Bloomberg reported that Fed Vice Chair Philip Jefferson said in a speech distributed in advance of a conference hosted by the Bank of Japan in Tokyo on the 28th that he expects inflation to slow in the latter half of this year as the effects of tariffs and rising energy prices wane.
However, Vice Chair Jefferson added that inflation risks are still tilted to the upside.
He stated that he is closely monitoring signs that rising energy costs due to the war in Iran are negatively impacting consumer spending. He also added that signs of a weakening labor market continue to emerge.
He said, "I believe the current policy stance is very well-positioned to respond to evolving economic conditions, based on incoming economic data, changing outlooks, and the balance of risks."
Chicago Federal Reserve Bank (Fed) President Austan Goolsbee said that rising expectations for the productivity enhancement potential of artificial intelligence (AI) could increase inflationary pressures.
President Goolsbee stated, "The greater the expectations for future productivity, the more we may need to raise interest rates to prevent overheating."
He warned, "If we face short-term supply shocks due to oil price fluctuations, supply chain disruptions, and other factors, the problem could worsen."
Goolsbee's remarks refute the view that AI could be a deflationary factor, creating room for central banks to cut interest rates.
Earlier, Fed Governor Lisa Cook stated on the 27th (local time) that inflation is moving in the wrong direction, and if this trend continues, she is prepared to raise interest rates.
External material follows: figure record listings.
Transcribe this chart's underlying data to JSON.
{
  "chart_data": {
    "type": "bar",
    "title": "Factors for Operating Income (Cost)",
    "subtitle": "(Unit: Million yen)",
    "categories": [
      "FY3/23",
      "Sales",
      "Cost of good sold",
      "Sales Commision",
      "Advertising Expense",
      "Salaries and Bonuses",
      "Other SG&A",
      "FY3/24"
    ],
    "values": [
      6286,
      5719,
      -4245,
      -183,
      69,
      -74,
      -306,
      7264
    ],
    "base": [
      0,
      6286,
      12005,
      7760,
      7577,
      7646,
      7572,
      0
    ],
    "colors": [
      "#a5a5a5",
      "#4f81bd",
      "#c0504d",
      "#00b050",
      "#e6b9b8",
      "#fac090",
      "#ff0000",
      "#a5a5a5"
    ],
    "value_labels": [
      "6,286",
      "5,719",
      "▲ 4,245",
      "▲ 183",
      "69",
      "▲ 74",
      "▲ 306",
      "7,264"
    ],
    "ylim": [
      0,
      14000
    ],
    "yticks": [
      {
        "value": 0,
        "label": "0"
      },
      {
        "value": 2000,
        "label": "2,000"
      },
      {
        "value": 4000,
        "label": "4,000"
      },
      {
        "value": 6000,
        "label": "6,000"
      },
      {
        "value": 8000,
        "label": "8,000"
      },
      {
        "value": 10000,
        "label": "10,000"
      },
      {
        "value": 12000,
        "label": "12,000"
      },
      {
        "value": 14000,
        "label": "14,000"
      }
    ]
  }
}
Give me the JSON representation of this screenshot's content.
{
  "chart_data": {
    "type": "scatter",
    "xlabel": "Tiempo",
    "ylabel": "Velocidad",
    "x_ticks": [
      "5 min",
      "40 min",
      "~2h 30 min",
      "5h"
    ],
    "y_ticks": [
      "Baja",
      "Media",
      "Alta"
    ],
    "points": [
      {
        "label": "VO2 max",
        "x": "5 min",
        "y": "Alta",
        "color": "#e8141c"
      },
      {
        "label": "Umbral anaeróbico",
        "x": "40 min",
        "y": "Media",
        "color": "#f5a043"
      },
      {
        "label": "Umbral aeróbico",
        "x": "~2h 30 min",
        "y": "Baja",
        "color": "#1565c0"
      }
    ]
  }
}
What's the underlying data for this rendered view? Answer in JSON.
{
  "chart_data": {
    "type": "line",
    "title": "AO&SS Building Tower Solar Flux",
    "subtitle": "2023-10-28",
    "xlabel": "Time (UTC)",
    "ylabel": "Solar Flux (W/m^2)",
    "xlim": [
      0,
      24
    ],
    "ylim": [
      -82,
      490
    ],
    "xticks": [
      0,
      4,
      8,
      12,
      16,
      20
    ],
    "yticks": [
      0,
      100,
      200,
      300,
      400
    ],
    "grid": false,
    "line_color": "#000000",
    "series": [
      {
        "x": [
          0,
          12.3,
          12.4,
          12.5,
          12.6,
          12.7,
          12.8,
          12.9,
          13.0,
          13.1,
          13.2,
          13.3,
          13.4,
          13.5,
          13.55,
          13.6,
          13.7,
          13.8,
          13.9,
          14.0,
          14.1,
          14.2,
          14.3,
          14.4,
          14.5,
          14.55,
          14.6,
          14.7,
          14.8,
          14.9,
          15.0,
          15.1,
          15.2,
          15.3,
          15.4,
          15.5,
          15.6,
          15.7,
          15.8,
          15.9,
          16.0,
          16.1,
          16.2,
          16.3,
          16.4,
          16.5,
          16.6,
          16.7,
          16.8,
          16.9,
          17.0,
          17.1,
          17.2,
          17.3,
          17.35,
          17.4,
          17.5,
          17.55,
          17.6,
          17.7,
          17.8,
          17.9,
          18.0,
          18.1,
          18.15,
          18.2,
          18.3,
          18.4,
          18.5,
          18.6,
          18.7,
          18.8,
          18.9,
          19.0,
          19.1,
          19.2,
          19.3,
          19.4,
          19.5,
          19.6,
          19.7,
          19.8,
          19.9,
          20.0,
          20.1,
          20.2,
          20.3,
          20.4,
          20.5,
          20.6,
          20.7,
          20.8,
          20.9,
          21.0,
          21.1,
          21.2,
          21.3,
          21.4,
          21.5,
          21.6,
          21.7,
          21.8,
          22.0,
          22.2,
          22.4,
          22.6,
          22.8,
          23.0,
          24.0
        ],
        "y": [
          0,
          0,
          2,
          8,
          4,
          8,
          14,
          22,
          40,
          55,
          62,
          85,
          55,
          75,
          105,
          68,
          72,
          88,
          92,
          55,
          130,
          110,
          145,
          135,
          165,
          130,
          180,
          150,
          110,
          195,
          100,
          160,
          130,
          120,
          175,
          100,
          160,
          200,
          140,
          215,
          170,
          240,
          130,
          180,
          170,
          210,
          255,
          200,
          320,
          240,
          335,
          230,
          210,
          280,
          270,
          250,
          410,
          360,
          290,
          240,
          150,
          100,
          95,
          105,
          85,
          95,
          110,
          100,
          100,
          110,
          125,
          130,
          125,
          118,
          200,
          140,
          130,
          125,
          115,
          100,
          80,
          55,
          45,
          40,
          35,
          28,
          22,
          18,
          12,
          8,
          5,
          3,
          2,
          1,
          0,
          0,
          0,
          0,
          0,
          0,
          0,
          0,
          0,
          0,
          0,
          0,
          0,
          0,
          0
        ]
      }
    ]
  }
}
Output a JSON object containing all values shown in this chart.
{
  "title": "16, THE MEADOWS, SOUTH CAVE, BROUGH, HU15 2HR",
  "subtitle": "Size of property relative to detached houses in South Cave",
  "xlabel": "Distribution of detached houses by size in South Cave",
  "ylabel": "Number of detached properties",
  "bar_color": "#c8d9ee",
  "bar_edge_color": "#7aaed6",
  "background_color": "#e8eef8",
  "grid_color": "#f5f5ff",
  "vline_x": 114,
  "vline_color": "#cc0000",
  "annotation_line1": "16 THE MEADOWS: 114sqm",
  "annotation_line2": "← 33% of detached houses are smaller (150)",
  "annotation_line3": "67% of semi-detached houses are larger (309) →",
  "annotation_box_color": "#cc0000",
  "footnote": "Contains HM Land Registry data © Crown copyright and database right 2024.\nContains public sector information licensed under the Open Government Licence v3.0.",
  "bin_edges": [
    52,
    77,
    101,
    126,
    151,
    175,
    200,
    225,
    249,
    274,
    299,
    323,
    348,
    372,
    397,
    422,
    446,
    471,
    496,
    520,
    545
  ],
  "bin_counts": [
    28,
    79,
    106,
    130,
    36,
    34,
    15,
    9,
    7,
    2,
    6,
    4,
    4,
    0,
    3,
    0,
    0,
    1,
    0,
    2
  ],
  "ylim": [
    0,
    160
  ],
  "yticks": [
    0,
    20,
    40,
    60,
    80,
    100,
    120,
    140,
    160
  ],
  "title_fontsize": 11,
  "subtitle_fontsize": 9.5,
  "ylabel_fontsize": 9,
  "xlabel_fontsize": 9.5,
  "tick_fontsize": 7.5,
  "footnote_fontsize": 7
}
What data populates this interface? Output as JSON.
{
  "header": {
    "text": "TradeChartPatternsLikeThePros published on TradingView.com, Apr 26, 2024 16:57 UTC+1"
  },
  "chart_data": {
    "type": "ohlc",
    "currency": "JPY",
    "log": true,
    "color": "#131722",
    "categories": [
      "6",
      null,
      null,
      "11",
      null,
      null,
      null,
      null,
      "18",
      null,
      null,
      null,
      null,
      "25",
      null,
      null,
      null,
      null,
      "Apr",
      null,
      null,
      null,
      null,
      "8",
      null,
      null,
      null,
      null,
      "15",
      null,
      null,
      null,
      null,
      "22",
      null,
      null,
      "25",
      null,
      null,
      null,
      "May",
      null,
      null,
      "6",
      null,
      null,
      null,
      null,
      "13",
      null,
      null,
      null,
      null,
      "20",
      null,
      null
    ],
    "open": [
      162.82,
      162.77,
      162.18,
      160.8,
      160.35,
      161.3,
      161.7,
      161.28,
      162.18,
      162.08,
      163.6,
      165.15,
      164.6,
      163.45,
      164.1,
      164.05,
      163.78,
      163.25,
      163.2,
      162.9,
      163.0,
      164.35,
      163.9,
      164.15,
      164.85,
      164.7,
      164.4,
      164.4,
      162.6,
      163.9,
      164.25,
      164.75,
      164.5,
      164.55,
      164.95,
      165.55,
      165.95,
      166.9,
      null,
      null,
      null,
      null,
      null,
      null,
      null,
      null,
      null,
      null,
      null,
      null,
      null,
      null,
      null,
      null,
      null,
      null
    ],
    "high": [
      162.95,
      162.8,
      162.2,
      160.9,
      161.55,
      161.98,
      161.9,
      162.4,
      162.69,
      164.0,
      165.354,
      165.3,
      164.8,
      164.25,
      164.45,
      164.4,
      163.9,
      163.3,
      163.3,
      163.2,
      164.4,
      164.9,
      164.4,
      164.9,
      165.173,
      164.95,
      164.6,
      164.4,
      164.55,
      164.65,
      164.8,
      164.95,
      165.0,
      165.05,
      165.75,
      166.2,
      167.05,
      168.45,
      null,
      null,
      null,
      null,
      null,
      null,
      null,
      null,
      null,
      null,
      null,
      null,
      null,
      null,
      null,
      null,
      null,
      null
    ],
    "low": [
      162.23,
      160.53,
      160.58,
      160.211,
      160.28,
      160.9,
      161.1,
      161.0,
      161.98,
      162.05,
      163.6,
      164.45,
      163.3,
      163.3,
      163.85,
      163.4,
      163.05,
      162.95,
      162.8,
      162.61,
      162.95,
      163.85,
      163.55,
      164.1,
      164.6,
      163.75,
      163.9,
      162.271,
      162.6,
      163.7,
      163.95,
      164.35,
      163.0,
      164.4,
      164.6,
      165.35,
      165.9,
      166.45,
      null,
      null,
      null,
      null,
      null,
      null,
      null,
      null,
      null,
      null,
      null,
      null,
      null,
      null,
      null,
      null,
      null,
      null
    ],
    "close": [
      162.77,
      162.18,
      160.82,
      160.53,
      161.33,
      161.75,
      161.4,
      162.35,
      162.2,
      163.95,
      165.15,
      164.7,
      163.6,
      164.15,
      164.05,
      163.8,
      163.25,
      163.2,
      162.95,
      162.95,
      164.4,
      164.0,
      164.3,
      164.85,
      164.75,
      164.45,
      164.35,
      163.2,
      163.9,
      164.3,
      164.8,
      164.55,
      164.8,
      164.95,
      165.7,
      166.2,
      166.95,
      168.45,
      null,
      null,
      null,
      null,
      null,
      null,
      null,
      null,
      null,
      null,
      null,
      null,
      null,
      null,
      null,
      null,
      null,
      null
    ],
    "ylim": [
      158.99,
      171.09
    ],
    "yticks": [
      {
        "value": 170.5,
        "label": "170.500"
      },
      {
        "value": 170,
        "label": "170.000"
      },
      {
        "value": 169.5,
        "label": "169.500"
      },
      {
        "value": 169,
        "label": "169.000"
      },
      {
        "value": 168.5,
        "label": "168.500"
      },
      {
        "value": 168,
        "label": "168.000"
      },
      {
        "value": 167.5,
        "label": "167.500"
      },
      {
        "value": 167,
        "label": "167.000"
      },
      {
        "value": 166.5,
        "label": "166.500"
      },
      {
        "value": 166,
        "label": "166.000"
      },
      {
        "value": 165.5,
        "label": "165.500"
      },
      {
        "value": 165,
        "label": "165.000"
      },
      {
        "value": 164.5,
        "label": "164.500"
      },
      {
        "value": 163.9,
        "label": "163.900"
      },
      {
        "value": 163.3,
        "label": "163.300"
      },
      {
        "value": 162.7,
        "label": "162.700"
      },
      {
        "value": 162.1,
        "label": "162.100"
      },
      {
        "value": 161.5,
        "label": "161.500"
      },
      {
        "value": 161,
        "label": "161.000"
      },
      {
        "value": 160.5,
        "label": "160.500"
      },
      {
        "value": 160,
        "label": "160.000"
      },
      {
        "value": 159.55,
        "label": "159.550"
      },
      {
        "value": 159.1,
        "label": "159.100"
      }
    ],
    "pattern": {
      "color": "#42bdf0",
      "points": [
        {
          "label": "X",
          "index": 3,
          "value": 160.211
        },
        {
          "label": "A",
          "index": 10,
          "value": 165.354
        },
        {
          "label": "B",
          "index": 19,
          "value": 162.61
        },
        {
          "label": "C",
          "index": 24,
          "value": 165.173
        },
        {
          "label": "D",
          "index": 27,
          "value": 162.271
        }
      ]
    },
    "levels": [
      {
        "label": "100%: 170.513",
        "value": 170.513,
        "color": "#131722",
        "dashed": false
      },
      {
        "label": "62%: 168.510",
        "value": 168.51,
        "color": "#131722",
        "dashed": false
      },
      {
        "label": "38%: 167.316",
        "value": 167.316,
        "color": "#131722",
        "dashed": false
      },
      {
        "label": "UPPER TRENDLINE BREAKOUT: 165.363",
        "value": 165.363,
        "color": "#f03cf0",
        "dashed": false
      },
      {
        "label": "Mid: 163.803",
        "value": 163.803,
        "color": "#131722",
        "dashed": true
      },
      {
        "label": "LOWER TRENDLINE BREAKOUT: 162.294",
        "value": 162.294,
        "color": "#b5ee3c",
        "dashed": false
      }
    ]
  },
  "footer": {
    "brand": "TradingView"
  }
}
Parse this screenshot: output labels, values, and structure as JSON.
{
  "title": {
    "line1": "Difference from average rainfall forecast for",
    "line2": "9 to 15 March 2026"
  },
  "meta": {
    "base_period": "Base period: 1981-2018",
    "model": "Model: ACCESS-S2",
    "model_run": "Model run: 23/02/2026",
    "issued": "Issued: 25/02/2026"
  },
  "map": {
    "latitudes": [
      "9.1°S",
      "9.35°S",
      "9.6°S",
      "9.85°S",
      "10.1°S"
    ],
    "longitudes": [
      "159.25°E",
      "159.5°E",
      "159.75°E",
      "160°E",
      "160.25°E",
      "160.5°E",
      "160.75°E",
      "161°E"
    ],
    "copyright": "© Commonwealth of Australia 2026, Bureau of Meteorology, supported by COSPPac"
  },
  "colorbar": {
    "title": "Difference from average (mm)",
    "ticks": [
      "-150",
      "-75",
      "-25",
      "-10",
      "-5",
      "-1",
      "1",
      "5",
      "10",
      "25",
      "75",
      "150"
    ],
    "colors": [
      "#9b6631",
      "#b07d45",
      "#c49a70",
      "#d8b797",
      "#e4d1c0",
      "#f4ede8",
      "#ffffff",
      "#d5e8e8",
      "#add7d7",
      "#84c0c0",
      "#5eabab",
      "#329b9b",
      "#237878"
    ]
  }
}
Governor Cook made these remarks at a Stanford University event that day, saying, "What I want to make clear in my risk assessment is that the upside risks to inflation remain high."
She stated that freezing interest rates for the time being is appropriate and predicted that inflation would slow down again in the coming months.
However, she pointed out that if inflation remains above the Fed's target of 2% for five years, there is a risk that inflationary pressures could become entrenched in price and wage-setting decisions.
She further emphasized, "If the expected disinflation does not materialize in a timely manner, I am prepared to raise interest rates."
Governor Cook also assessed the current U.S. labor market as generally stable, while diagnosing that downside risks to employment have increased.
Along with this, she mentioned that the recent $1.5 trillion AI investment boom, centered on semiconductors and advanced equipment, could be another factor contributing to upward price pressure.